France - Italie chaud bouillant
La France reçoit l'Italie ce soir au Stade de France, toujours blessée par la perte de la Coupe du monde, mais consciente qu'elle a l'opportunité de laisser son bourreau du 9 juillet à cinq points dans la course à l'Euro 2008.
Sans Zidane (retraité) et sans Materazzi (suspendu), France - Italie a peut-être une chance d'exister par lui-même et d'être considéré pour ce qu'il est objectivement : le deuxième match des Bleus sur les douze menant à l'Euro. Depuis le tirage au sort, la venue de l'éternel rival transalpin s'était dégagée comme le grand rendez-vous des deux saisons à venir. La finale de la Coupe du monde, "gagnée" par l'Italie (1-1, 5-3 t.a.b.), et le mythique "coup de boule" de la 110e minute, sans doute le plus célèbre de l'histoire désormais, font que l'idée d'une revanche passionnée s'est imposée dans tous les esprits. Le grand public français, c'est son droit, vit toujours le 9 juillet comme une «injustice de l'histoire», comme la qualifiait récemment Gallas. Toute la presse internationale va investir Saint-Denis pour suivre ce remake brûlant.
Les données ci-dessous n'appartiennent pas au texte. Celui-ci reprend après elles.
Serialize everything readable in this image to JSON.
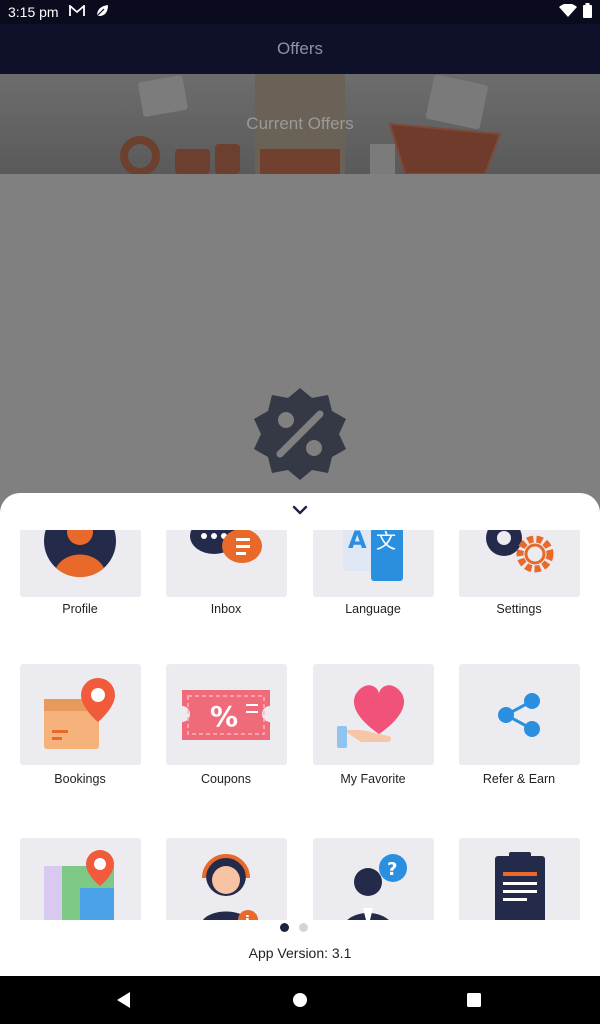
{
  "status": {
    "time": "3:15 pm",
    "icons": [
      "gmail-icon",
      "leaf-icon",
      "wifi-icon",
      "battery-icon"
    ]
  },
  "app_bar": {
    "title": "Offers"
  },
  "hero": {
    "title": "Current Offers"
  },
  "sheet": {
    "items": [
      {
        "label": "Profile",
        "icon": "profile-icon"
      },
      {
        "label": "Inbox",
        "icon": "inbox-icon"
      },
      {
        "label": "Language",
        "icon": "language-icon"
      },
      {
        "label": "Settings",
        "icon": "settings-icon"
      },
      {
        "label": "Bookings",
        "icon": "bookings-icon"
      },
      {
        "label": "Coupons",
        "icon": "coupons-icon"
      },
      {
        "label": "My Favorite",
        "icon": "favorite-icon"
      },
      {
        "label": "Refer & Earn",
        "icon": "share-icon"
      },
      {
        "label": "",
        "icon": "map-icon"
      },
      {
        "label": "",
        "icon": "support-icon"
      },
      {
        "label": "",
        "icon": "help-icon"
      },
      {
        "label": "",
        "icon": "document-icon"
      }
    ],
    "pagination": {
      "pages": 2,
      "current": 1
    },
    "app_version": "App Version: 3.1"
  },
  "colors": {
    "dark_navy": "#0e1129",
    "accent_orange": "#e8692a",
    "accent_blue": "#2b8fe0"
  }
}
Et même les joueurs, dans les deux camps, ne cherchent pas à faire comme si.
Les Bleus ont fait passer l'idée de retrouvailles inévitablement connotées, puisque les Italiens ont pourri leur été. «On essaie de faire comme si c'était un match comme les autres, mais par rapport à ce qu'il s'est passé, ce sera, quoi qu'il arrive, spécial, reconnaît Vieira, seul titulaire annoncé à évoluer en Serie A. Ne pas avoir soulevé la coupe, c'est une déception qui n'est pas encore effacée.» Elle ne le sera pas de sitôt, même en cas de match parfait des Bleus, souligne Thuram. «C'est une revanche pour les spectateurs, mais si l'équipe de France gagne, ça ne voudra pas dire que nous serons champions du monde. Je connais bien les Italiens, ils savent qu'une victoire aux tirs au but est aléatoire et ne démontre pas de supériorité. Ils viendront prouver qu'ils sont l'équipe la plus forte du monde.» «Nous ne sommes pas en boxe, la ceinture n'est pas remise en jeu, souligne de son côté Henry. Ce match, c'est juste trois points à prendre et la possibilité de mettre les Italiens à cinq. Ce n'est pas négligeable.»